Here we share some of our favourite tools to increase security. As an example, think about the “crypto lifecycle”:
First, you need to access an exchange using an email account that will be linked to your login data.
Our favourite secure email is Protonmail. It was created by a team of scientists, engineers, and developers, who met at CERN. Data is protected by Swiss Data Protection laws, one of the strongest world-wide. Even when cloud is hugely useful, when talking about privacy it has its drawbacks. Protonmail data doesn’t go to the cloud, but it’s kept safe on servers with multiple layers of security and encryption. Protonmail is more secure than other widely used email providers like Gmail or iCloud. It’s worth to have and use for sensitive things, like your exchange account, and other investments.
Then, you will use your email to create an account in an exchange.
But which one? Be mindful that you will trust them with your money and private data. So, it’s a good practice to check their risk assessment in a website like coinmarketcap. Exchanges like Kraken and Binance have a good risk score, the difference between them is that Binance it’s a bit more technical to use than Kraken. By contrast, other exchanges like BitZ has very poor score, and Buda doesn’t even have a risk assessment. Of course we would go for Kraken and Binance.
Now that you have created the account, is time to login. To do so, you need to create a strong password and use a 2FA.
2FA or two factor authentication, is a method that provides an extra layer of security to your account. It makes sure you are actually you! It’s used for corporate, banking, investments, and email login systems, among others. As you would expect, 2FA is used on exchanges login systems too.
Our long time favourite is Google Authenticator: it’s an easy to download, set up and use app. There are other trusted apps, like Authy. Moving away from apps, our new favourite is YubiKey from Yubico. YubiKey looks like a tiny USB memory stick, that can be used contactless with the mobile or by plugging-in at the time of login in your PC, tablet or device you’re using with USB port. Given this is a physical device, disconnected from internet, the level of security is much higher than other alternatives.
Congratulations, you have initiated session! But having so many options, which cryptocurrency would you buy on the exchange?
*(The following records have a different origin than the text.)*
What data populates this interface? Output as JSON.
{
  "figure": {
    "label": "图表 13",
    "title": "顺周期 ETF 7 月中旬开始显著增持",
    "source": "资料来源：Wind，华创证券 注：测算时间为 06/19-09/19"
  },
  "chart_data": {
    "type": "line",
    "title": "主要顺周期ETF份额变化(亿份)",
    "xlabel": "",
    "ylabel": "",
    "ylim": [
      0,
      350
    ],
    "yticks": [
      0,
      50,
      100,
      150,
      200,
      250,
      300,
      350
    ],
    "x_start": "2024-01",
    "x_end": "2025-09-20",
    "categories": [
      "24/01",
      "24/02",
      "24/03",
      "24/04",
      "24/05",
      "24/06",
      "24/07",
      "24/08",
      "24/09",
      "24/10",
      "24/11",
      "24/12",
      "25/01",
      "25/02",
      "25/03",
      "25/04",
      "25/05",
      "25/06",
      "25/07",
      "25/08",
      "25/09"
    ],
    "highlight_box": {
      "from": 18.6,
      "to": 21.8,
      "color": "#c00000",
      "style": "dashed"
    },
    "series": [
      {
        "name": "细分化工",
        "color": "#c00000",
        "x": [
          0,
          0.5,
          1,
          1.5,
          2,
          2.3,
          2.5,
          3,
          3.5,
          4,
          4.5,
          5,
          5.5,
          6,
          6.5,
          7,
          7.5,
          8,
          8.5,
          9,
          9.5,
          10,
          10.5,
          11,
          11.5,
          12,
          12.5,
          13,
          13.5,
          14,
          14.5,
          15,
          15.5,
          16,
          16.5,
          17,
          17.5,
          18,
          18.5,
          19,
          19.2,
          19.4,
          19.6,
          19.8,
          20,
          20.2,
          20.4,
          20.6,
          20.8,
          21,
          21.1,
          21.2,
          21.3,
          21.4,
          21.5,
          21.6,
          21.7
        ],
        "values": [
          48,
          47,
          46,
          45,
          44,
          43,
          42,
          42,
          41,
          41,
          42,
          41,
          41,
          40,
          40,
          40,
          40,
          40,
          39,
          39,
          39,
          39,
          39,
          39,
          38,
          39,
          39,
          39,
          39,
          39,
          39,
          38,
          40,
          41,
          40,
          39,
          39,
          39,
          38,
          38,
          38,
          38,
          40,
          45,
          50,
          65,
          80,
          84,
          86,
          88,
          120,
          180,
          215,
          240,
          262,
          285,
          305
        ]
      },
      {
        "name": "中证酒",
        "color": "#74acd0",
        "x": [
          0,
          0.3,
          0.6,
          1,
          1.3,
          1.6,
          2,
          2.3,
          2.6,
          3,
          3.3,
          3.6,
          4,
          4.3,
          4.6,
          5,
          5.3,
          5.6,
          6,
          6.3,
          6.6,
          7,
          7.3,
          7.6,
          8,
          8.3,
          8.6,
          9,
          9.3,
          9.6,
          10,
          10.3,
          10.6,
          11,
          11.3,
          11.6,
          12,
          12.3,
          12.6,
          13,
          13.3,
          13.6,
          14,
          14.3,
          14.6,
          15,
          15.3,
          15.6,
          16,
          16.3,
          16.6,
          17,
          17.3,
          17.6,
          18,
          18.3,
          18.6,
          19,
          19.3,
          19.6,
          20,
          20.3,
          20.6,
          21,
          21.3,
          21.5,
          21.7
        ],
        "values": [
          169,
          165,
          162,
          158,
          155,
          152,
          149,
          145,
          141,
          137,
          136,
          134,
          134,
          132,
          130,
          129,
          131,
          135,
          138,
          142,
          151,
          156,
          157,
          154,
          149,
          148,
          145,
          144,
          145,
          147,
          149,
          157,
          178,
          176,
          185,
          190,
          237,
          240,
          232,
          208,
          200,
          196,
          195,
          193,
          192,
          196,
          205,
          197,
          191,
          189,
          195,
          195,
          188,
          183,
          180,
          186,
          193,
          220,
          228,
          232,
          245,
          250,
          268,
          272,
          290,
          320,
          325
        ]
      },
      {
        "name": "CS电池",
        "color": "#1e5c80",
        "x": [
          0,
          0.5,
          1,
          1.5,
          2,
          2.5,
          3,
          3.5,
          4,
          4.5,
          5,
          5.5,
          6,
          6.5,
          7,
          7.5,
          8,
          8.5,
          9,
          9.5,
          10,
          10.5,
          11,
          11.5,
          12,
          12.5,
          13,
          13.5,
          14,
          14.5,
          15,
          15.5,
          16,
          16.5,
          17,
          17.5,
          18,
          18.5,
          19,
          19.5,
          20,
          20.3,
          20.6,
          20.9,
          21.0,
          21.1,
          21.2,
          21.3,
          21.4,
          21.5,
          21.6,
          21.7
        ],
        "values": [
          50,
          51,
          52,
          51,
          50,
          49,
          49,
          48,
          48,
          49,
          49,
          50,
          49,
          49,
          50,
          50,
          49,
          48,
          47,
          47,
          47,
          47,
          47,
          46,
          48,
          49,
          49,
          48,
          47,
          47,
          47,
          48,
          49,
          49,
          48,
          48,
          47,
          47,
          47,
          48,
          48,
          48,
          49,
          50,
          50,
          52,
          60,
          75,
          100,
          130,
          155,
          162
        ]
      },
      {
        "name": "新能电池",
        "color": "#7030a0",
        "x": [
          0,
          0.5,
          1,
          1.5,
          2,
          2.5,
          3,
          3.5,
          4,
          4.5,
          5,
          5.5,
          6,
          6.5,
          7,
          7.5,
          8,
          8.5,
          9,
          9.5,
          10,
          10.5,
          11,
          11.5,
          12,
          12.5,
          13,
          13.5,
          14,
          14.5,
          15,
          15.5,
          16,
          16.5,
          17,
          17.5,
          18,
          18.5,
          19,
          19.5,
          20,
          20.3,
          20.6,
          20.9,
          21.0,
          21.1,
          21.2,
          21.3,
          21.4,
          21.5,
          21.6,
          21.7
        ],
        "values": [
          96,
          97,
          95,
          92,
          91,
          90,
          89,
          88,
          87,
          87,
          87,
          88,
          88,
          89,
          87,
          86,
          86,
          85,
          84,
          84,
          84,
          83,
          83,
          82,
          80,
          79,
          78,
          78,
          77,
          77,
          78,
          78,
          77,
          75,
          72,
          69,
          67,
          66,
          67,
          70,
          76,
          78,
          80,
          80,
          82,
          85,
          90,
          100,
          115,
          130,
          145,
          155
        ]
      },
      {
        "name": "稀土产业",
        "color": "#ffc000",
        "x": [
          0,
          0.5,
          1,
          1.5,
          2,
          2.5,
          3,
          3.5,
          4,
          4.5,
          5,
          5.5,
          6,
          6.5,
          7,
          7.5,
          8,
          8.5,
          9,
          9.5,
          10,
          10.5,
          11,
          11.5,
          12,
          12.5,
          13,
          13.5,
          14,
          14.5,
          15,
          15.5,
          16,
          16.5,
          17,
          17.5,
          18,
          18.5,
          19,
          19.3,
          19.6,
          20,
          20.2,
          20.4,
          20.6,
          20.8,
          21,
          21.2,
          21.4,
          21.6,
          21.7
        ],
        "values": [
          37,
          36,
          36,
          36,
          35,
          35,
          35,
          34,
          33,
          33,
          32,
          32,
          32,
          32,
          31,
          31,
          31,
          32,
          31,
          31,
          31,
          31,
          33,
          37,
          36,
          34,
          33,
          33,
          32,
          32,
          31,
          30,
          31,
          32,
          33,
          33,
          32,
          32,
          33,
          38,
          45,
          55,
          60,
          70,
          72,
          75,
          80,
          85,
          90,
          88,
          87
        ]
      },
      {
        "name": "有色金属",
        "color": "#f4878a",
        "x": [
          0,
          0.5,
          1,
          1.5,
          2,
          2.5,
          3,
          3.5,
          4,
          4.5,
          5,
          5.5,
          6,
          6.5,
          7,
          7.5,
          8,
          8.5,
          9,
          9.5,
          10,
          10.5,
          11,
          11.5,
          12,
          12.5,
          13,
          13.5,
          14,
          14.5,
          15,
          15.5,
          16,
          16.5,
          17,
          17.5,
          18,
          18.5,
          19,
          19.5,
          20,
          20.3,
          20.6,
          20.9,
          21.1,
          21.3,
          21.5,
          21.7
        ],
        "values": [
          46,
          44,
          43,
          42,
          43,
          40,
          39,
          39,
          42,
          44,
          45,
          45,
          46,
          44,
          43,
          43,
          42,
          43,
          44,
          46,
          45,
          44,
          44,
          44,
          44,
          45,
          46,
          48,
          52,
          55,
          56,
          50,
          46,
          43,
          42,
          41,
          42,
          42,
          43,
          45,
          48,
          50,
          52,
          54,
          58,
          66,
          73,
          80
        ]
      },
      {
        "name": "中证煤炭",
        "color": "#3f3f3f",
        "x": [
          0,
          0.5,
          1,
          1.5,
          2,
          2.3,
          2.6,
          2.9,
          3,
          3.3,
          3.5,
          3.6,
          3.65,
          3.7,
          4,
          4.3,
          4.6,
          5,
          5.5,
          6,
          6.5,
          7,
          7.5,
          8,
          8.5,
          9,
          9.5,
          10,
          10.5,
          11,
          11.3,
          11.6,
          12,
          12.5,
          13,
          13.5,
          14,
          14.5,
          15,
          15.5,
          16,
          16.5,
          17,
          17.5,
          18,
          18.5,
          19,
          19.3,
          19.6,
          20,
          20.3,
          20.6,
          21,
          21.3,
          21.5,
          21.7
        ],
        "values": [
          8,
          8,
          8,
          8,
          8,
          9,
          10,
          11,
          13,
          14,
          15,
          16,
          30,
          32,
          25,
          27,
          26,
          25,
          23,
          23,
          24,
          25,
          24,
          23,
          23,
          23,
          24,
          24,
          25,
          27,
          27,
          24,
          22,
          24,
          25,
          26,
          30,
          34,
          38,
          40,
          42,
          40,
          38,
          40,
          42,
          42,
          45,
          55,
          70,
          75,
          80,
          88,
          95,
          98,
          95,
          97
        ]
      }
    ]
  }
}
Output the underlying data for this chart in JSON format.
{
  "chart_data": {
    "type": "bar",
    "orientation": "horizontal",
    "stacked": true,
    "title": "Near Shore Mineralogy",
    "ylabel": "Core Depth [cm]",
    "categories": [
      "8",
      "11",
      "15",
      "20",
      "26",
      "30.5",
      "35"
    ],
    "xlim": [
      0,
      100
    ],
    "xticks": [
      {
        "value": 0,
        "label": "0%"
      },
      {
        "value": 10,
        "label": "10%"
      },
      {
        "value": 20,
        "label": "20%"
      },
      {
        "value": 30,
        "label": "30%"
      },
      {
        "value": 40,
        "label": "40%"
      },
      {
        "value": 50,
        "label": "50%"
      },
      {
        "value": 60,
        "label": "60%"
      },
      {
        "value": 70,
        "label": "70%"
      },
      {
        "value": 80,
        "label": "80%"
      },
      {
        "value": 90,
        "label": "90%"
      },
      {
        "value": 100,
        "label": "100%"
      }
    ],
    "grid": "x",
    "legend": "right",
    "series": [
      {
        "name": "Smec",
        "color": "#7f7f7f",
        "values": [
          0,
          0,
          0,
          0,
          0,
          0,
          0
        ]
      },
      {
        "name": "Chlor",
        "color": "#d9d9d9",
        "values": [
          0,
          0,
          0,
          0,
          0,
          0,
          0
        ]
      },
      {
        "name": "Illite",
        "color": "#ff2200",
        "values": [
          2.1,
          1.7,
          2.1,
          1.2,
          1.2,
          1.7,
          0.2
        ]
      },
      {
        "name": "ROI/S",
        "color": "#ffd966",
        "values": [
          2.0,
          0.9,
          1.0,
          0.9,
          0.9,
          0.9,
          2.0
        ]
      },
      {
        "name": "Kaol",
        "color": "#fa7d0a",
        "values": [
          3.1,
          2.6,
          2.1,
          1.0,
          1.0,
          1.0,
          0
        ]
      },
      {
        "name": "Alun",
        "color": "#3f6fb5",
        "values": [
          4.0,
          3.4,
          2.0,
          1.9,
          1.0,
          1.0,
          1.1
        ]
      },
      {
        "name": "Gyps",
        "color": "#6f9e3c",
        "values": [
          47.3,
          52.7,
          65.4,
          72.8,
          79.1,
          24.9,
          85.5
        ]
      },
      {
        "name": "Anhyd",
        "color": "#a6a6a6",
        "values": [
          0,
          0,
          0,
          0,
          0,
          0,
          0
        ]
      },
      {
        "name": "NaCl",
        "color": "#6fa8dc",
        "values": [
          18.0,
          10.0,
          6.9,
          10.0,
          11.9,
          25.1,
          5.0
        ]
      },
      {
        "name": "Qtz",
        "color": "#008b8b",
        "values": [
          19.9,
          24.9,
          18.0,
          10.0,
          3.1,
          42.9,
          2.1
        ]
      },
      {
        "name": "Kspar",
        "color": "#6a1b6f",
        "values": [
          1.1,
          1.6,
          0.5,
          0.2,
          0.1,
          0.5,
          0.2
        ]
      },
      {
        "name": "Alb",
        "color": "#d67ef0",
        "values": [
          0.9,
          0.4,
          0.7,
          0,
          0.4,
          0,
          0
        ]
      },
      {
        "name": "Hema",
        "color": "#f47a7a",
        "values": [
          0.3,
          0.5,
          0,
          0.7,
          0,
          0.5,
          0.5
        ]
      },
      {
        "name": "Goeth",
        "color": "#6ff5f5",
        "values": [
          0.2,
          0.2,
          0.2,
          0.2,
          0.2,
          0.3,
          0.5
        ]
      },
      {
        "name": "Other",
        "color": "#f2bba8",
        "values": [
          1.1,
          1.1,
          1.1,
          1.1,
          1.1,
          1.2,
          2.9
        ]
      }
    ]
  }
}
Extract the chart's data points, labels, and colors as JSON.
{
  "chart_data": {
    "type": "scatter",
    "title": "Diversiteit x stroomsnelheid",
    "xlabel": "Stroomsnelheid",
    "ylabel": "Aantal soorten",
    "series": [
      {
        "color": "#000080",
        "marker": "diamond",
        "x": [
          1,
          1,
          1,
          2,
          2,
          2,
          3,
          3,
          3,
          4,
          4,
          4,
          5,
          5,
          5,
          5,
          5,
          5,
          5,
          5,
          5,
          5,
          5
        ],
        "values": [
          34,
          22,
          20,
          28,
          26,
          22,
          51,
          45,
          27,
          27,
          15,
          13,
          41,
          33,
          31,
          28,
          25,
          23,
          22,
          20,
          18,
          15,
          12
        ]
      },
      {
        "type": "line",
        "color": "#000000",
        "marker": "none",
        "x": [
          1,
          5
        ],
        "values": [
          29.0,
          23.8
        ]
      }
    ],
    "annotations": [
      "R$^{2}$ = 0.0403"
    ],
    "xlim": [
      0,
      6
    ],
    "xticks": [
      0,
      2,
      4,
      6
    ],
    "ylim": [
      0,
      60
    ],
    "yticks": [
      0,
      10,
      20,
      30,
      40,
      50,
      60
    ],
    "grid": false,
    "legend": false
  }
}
Take some time to do research, even if it’s just a little bit. Look at the crypto website and their proposal, their market cap, look at rankings, check the information available in your exchange. Beware! There are many rubbish coins, that will most probably make you lose the investment.
Now you are the proud owner of coins. The next step is to choose a wallet
If you are going to sell soon, in this case a hot wallet (a well known one!) it’s a good option. Leaving coins in the exchange is an option if you have pending transactions (e.g., buy or sell orders) However, for long time investments, we prefer cold wallets. No question about it.
You can read more about wallets here, but our overall advice is to use a cold wallet.
Usually, you pay fees every time you move your coins to and from your exchange, so make sure you plan the movements first, to avoid paying multiple fees.
As you noticed, all the above was carried out online… of course you used a safe web browser, correct?
Nowadays web browsers are like shoes, you use the one that’s better for the occasion (you won’t use the same shoes for running and for attending a wedding - we hope!) Our favourite safe web browser is Brave. This browser is encrypted, blocks trackers and ads, and is based on Chromium (Chrome’s open-source core layer).
Also, going back to crypto: if you join Brave’s rewards, you get paid crypto (BAT) for browsing. Brave will block all ads but the ones they have partnership with. You can then choose to monthly retrieve your BAT or, through the browser, you can donate them to registered website creators, like us.